Аллану не хотелось описывать Лизе внешность Мэри Даямонд, его словно мучили угрызения совести. Он предпочел бы вообще умолчать о ней, скрыть то удивительное впечатление, которое она произвела на него, став олицетворением щедрого плодородия земли, богатства и пышности природы...
— Она красивая?
— Нет, красивой ее не назовешь. Наверное, мулатка. Лицо у нее в оспинах, зубы желтые. Слишком много курит...
Аллан заметил, что Лизины вопросы кажутся ему бессмысленными. Он вдруг утратил способность определять, что значит «безобразный» или «красивый». «Безобразна» или «красива» Мэри Даямонд? «Безобразна» или «красива» Лиза? Из того, что составляло облик Мэри Даямонд, в памяти осталась крупная фигура, пышные формы, монументальные бедра, живот, который так соблазнительно выдавался под гладкой материей блузки... Но что он может сказать Лизе?
— ...По-моему, она очень симпатичная,— сказал Аллан.— Сама посмотришь, когда мы встретимся. Они здесь еще пробудут некоторое время. Кажется, они от кого-то скрываются, а их преследуют за что-то...
— Понятно.
Лиза разделяла симпатии мужа ко всем, кто по тем или иным причинам вынужден был бежать из города.
Между тем Бой сидел и прислушивался. Он первый услышал шаги Рен-Рена. Между двумя невысокими холмиками появилась темная долговязая фигура. Он что-то нес в руке, и издали казалось, будто это маленькая вязанка хвороста. Подойдя ближе, он кивнул, улыбнулся, без колебаний подошел прямо к Лизе и протянул ей букетик неполовину высохших стебельков с несколькими маленькими бледно-зелеными иглообразными листочками.
Изумленная Лиза приняла букетик и некоторое время сидела неподвижно, не зная, что с ним делать.
Рен-Рен громко втянул носом воздух.
— Он хочет, чтобы ты понюхала их,— сказал Бой.
Лиза осторожно понюхала. От букета исходил сладковатый, пряный аромат, отнюдь не неприятный, подумала Лиза. И в тот же миг сквозь легкое пряное благоухание она вдруг почувствовала соленый терпкий запах, исходивший от того, кто преподнес ей букет, запах почти звериный, от которого у нее вдруг загорелись щеки.
— Он хорошо пахнет,— сказала Лиза.— Немного странно. Улыбнувшись, Рен-Рен похлопал себя по животу и кивнул головой.
— Что это значит?

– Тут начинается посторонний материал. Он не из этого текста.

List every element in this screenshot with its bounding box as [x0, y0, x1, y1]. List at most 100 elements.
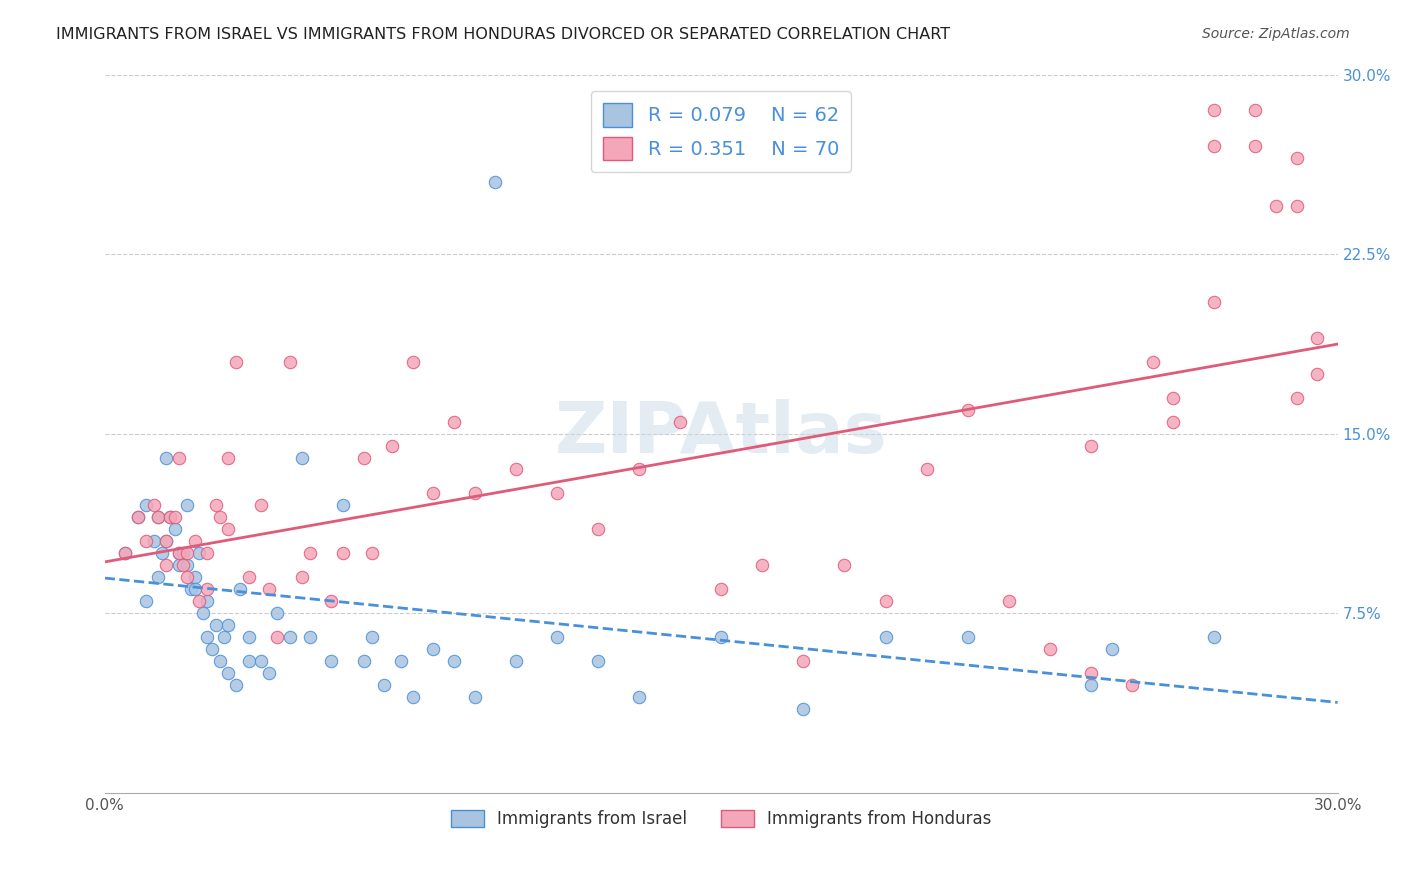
Point [291, 450, 314, 465]
Point [217, 522, 239, 536]
Point [197, 546, 219, 560]
Point [353, 450, 375, 465]
Point [143, 534, 166, 549]
Point [146, 510, 169, 524]
Point [204, 618, 226, 632]
Point [353, 654, 375, 668]
Point [167, 546, 190, 560]
Point [135, 534, 157, 549]
Point [484, 175, 506, 189]
Point [291, 570, 314, 584]
Point [176, 499, 198, 513]
Point [238, 654, 260, 668]
Point [159, 510, 181, 524]
Point [1080, 678, 1102, 692]
Point [184, 570, 207, 584]
Point [505, 654, 527, 668]
Point [1306, 367, 1329, 381]
Point [586, 522, 609, 536]
Point [792, 654, 814, 668]
Point [1161, 391, 1184, 405]
Point [135, 594, 157, 608]
Point [155, 534, 177, 549]
Point [184, 582, 207, 597]
Point [150, 546, 173, 560]
Point [217, 450, 239, 465]
Point [212, 630, 235, 644]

Почему он дал мне эти стебельки? — спросила Лиза, изумленно глядя на Аллана, который только недоуменно пожал плечами.
— Может быть, это своего рода комплимент? — предположил он.— Может быть, он хочет сказать, что ты красивая...
— Просто в нашей стране существует обычай дарить беременным женщинам розмарин,— раздался голос у них за спиной. Феликс внезапно появился в нескольких шагах от них, как всегда безукоризненно одетый, сдержанный и корректный.— Это принесет счастье и ей и младенцу.
Аллан перевел взгляд с Феликса на улыбавшегося Рен-Рена, а потом на Лизу, которая стояла склонив голову, словно ожидала удара.
— Надеюсь, подношение моего брата не было... некстати?..— спросил Феликс, как бы извиняясь, и слегка поклонился.